Du Puy-en-Velay à Saint-Jean-pied-de-port - Saint-Jacques-de-Compostelle

Compostelle en zigzag du Puy-en-Velay à Saint-Jean-pied-de-port.

Intro

De Puy-en-Velay au Plateau de Margeride

Arrivée crépusculaire au Puy-en-Velay, trop tard pour parcourir la vieille ville écrasée d’une immense cathédrale, explorer les chapelles... Aussi juste quelques pas sur le pavage piétonnier, quelque regret à voir cohabiter maisons anciennes et cybercafé … Qu’importe, je ne suis pas là pour faire du tourisme.

Pourquoi partir, alors ? Parmi tous ces pèlerins je me sens impie et décalée. A la messe du matin je baigne en plein néant spirituel, tandis que l’évêque assène : « Abordez ce chemin sans résistance intérieure ! ». Or tout en moi résiste.

Munie de la seule créanciale, je quitte la ville sans bâton ni coquille et rejoins la foule des marcheurs : mystiques, randonneurs, jeune couple accompagné d’un chien … Je croise des campeurs lourdement harnachés, une retraitée pleine d’allant en dépit du portage. Je soupèse son paquetage, mais ployant sous son sac elle me lance: « Certains, sur ce chemin, portent de lourds fardeaux qu’on ne voit pas. »

Sitôt quitté le trou volcanique du Puy on évolue au centre d’un pays de collines bleues semées de lentilles. Rien à voir avec nos sentiers alpins : large chemin caillouteux, pente douce… On prend de l’altitude et la flore se fait presque alpine dans la région du lac de l’Oeuf. Au fil des heures, pourtant, le dos se courbe et le regard penche, on contemple le plus souvent ses chaussures et la terre rouge. Au soir, une descente abrupte scie les genoux.

Chancelante, je songe à R.L. Stevenson qui passait ses soirées dans les auberges à nouer des contacts, entretenir des conversations ou rédiger son Voyage avec un âne dans les Cévennes. Voilà comment j’imaginais mon pèlerinage ! Mais même après une douche réconfortante je suis sans force pour courir les cafés. De surcroît, Saint-Privat d’Allier n’en compte aucun, et tous autour de moi paraissent épuisés, pas un pour converser !

Après avoir traversé l’Allier, cheminé dans une belle forêt d’épineux toute en montées et descentes, je parviens au pays du Gévaudan, territoire de la bête entre 1764 et 1765. Triste plateau, terriblement hostile en hiver, paraît-il ! En pleine canicule on peine à l’imaginer. Paysages et forêts sont sans fin, le soleil implacable.

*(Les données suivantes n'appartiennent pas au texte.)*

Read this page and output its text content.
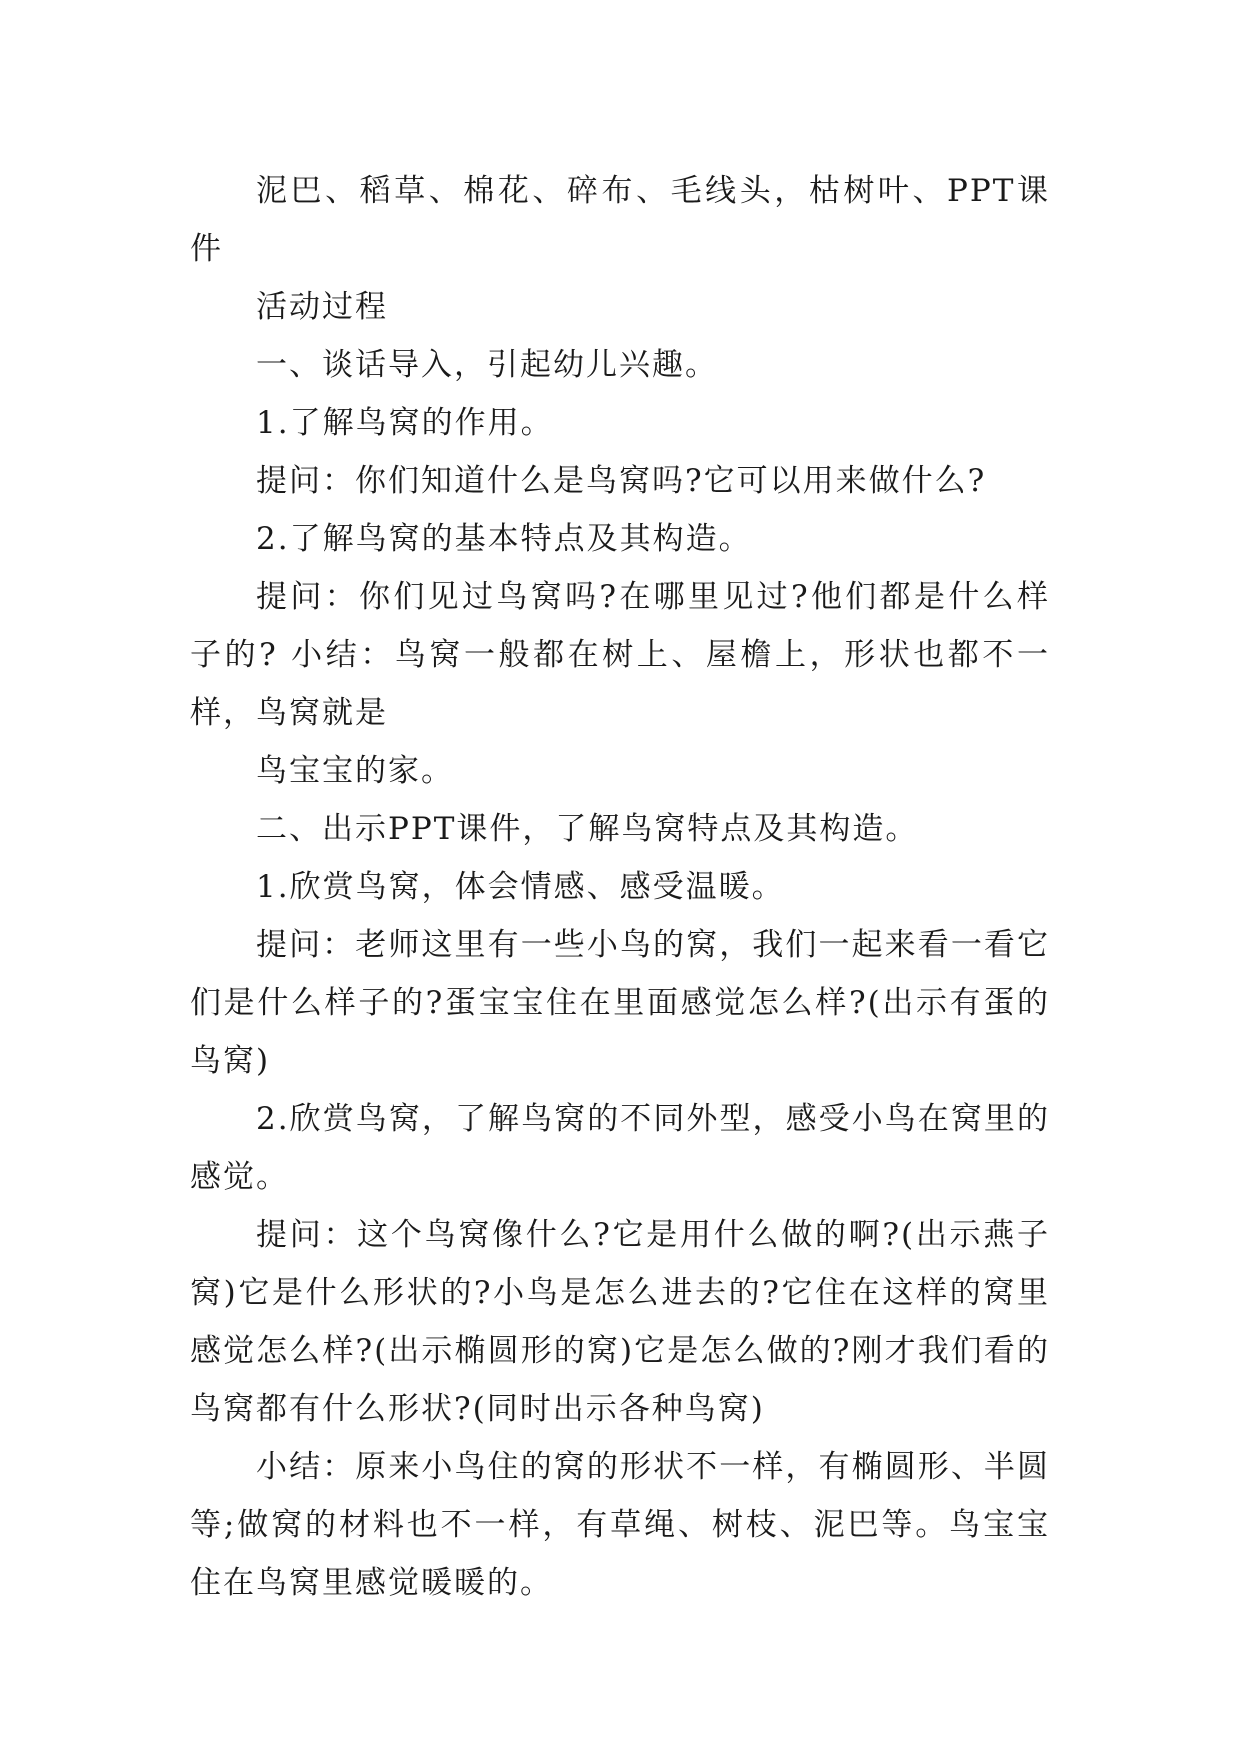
泥巴、稻草、棉花、碎布、毛线头，枯树叶、PPT课件

活动过程

一、谈话导入，引起幼儿兴趣。

1.了解鸟窝的作用。

提问：你们知道什么是鸟窝吗?它可以用来做什么?

2.了解鸟窝的基本特点及其构造。

提问：你们见过鸟窝吗?在哪里见过?他们都是什么样子的? 小结：鸟窝一般都在树上、屋檐上，形状也都不一样，鸟窝就是

鸟宝宝的家。

二、出示PPT课件，了解鸟窝特点及其构造。

1.欣赏鸟窝，体会情感、感受温暖。

提问：老师这里有一些小鸟的窝，我们一起来看一看它们是什么样子的?蛋宝宝住在里面感觉怎么样?(出示有蛋的鸟窝)

2.欣赏鸟窝，了解鸟窝的不同外型，感受小鸟在窝里的感觉。

提问：这个鸟窝像什么?它是用什么做的啊?(出示燕子窝)它是什么形状的?小鸟是怎么进去的?它住在这样的窝里感觉怎么样?(出示椭圆形的窝)它是怎么做的?刚才我们看的鸟窝都有什么形状?(同时出示各种鸟窝)

小结：原来小鸟住的窝的形状不一样，有椭圆形、半圆等;做窝的材料也不一样，有草绳、树枝、泥巴等。鸟宝宝住在鸟窝里感觉暖暖的。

Au troisième jour de marche, réputé le plus pénible, je songe déjà : «Chaque jour sur ce chemin me paraîtra le plus dur ! » J’ai troqué mes lourdes chaussures de randonnée contre des sandales. La marche gagne en légèreté, mais les courbatures gagnent à présent les mollets, d’autant que l’étape a été menée tambour battant sous l’impulsion d’un randonneur croisé la veille à l’hôtel. Il mène un train d’enfer et je serre les dents, par orgueil ! Par intérêt aussi, étant donné qu’il s’est chargé du ravitaillement.

A l’horizon le plateau de La Margeride, relativement vallonné mais sans dénivelés excessifs. Les champs de céréales et les pâturages alternent avec les collines boisées. Les pommes de pin roulent sous les sandales.

Plateau de la Margeride

  • Et que faites-vous, dans la vie ?

    • Médecin. Et vous ?
    • Oh moi. Dis donc, tu marches vite !
    • Pas trop de courbatures ?
    • Assez, oui ! Et mal aux pieds. On prend quoi ?
    • Arnica. De toute façon, tu sais, on ne tombe malade que si ça nous arrange, ou si on le veut bien !

    Drôle de médecin ! L'est-il vraiment, d'ailleurs ? Au fait il parle avec passion de son métier, de la relation entre maladie et psychisme. Je proteste ; ses cas pratiques paraissent hélas assez convaincants. Le goudron fond sous les sandales, je flageole. Mais grâce aux prescriptions du camarade médecin je carbure aux granules homéopathiques, puisque cela ne m'arrange pas du tout de souffrir.

    A présent je parcours le chemin en milieu de peloton, croisant et recroisant sans cesse d'autres pèlerins. Le couple au chien fait de l'auto-stop. Le malheureux colley a les coussinets en sang, en raison du goudron brûlant. Son propriétaire a d'abord tenté de le porter sur ses épaules, mais décidément l'animal est trop lourd.